Forschungsaktivitäten in der Sozialen Arbeit
Mauerblümchen oder Graswurzelbewegung?
Elisabeth Sommer; Barbara Thiessen, Landshut
Schlagworte: Soziale Arbeit - Wissenschaft - Forschung - Hochschule - Theorie

Die Wissenschaft Soziale Arbeit etabliert sich zunehmend und vorwiegend an Hochschulen für angewandte Forschung (HAW).
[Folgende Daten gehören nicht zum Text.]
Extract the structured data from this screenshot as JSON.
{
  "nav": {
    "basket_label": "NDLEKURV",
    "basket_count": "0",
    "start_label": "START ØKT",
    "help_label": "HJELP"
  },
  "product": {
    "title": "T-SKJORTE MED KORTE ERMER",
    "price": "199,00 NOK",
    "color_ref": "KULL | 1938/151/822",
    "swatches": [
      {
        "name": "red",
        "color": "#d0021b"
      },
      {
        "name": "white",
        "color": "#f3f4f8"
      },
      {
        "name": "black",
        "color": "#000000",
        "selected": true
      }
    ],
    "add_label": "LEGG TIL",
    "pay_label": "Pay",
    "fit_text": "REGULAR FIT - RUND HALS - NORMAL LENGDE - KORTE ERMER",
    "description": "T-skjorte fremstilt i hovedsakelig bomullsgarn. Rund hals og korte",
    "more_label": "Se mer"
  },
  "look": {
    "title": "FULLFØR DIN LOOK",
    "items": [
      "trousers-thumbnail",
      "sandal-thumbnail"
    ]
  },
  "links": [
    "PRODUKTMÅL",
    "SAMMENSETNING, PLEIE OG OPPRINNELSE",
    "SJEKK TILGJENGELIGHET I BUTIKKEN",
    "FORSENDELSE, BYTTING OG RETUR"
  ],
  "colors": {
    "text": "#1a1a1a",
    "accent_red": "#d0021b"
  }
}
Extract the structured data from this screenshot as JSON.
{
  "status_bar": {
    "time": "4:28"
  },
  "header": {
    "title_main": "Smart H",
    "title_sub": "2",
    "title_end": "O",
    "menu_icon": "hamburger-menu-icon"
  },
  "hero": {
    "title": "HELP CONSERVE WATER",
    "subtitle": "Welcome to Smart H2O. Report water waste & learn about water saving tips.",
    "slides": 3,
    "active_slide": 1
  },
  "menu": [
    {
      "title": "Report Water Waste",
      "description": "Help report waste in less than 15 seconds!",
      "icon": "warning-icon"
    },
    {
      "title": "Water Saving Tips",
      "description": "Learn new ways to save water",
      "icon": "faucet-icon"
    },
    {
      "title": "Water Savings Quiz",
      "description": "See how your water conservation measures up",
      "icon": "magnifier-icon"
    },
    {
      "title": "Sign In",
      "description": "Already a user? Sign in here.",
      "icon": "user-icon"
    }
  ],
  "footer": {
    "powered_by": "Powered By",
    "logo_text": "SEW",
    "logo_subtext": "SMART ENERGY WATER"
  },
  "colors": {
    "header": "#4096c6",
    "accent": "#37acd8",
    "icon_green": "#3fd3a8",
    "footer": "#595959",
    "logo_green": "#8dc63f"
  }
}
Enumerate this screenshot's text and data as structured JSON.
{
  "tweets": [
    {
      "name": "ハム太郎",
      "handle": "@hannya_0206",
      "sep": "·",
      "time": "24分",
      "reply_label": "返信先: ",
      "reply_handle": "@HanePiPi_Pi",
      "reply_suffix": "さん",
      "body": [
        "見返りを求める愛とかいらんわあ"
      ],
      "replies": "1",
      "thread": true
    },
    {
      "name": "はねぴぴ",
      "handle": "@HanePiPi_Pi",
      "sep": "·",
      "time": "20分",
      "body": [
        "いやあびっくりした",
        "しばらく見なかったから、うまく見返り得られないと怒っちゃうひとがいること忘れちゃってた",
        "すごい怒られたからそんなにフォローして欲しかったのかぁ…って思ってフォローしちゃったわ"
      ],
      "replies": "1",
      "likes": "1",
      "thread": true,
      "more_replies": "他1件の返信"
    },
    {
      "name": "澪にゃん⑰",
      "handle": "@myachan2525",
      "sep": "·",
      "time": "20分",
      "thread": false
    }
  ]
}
Gleichwohl bleiben die Forschungsstrukturen für Wissenschaftlerinnen und Wissenschaftler der Sozialen Arbeit verbesserungswürdig. Die in diesem Beitrag vorgestellte Onlineerhebung belegt, dass im Feld der Sozialarbeitswissenschaft an den HAW im Vergleich zu den Universitäten unter erschwerten Bedingungen geforscht wird. Die Forschung an den HAW ist stärker grundlagenbezogen als allgemein angenommen; Theorien Sozialer Arbeit gewinnen zunehmend an Bedeutung.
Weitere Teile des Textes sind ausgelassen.